So, I've been trying to make the standard window type work, and it's been problematic. One thing in particular is that I can't easily go back and just change the one aspect of the style in the window; for example, I can't just change the font size without recoloring the whole damned thing. As a result of this, I spent most of the morning cleaning up and building a renderer that saves everything ever sent to the window and redraws it if necessary.

Another side effect of this is that I can't change the text background easily when window scrolling is locked. For now, I just have the window background changing, which is actually starting to grow on me - you can obviously tell that the window is locked, and the text keeps its high contrast. It does look a little blocky in certain areas though.

I don't have any of the intercession windows built (like the 'do you really want to disconnect without logging off the game' window), and I've been avoiding button handling like crazy. I'm getting down to where I'm going to have to start doing that in the next couple of days though.

On the schedule for this afternoon (if I don't get interrupted) is logfile saving, and the parts of the 'view' menu that make sense.

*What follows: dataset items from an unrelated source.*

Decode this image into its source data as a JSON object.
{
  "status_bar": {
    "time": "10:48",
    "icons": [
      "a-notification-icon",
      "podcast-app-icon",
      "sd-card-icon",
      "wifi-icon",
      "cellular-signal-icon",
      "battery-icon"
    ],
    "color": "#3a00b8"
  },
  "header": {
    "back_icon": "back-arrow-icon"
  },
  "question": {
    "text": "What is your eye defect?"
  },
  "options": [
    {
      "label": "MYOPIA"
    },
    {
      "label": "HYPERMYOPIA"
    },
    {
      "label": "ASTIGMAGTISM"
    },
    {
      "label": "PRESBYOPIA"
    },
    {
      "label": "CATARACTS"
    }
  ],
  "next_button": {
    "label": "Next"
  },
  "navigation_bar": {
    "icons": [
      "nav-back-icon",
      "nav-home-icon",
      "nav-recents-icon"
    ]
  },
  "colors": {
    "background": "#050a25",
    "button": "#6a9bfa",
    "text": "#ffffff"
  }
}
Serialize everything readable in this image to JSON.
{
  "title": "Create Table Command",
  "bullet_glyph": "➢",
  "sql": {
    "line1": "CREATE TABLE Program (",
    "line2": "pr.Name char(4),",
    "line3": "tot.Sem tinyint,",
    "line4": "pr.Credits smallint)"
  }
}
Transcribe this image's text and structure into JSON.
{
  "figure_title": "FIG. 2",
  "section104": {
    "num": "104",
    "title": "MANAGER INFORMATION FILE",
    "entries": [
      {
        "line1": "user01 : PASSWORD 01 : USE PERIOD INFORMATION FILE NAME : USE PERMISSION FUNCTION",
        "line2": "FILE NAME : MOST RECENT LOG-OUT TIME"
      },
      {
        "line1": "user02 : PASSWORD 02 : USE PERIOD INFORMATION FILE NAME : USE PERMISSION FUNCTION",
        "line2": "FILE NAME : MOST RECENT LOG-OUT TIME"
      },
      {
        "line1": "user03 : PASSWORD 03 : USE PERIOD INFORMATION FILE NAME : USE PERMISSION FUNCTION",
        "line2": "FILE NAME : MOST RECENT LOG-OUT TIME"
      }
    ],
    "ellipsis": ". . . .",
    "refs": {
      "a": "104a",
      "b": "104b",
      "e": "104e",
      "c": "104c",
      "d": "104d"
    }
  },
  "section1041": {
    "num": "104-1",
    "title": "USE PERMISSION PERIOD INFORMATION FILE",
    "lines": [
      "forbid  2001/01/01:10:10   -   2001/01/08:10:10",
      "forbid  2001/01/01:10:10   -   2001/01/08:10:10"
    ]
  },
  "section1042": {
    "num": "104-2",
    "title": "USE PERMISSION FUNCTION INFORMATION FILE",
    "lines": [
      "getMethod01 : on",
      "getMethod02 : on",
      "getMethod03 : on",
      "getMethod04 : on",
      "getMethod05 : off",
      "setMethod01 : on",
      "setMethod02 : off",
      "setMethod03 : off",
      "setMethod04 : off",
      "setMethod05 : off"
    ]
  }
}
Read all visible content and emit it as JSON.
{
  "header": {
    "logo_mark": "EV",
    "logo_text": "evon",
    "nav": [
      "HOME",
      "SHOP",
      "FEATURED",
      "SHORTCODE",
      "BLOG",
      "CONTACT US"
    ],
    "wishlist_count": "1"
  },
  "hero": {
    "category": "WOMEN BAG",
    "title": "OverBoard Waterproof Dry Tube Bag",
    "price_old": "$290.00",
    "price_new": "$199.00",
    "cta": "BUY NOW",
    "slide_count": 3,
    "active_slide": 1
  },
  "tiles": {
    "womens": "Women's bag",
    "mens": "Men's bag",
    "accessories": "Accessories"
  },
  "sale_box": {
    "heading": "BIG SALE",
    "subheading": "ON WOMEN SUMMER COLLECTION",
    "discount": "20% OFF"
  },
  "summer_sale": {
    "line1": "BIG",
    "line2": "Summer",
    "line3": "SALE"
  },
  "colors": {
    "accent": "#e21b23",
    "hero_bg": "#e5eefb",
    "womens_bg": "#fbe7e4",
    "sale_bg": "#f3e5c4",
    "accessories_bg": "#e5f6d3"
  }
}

Wednesday, November 5, 2008

Articles and other stuff

Recently, I managed to get two more articles up. One is from Lexie/Ilex, and is targeted at helping low level players make the most of their regen time.

The other I'm more proud of, because it's something I actually wrote (instead of just editing.) Mine is on high level attack strategies, and lists some of the weirder things I've seen and used over the years.

Doubtless the players have seen many more than this; if you think something deserves to be added, let me know and I'll consider it for inclusion.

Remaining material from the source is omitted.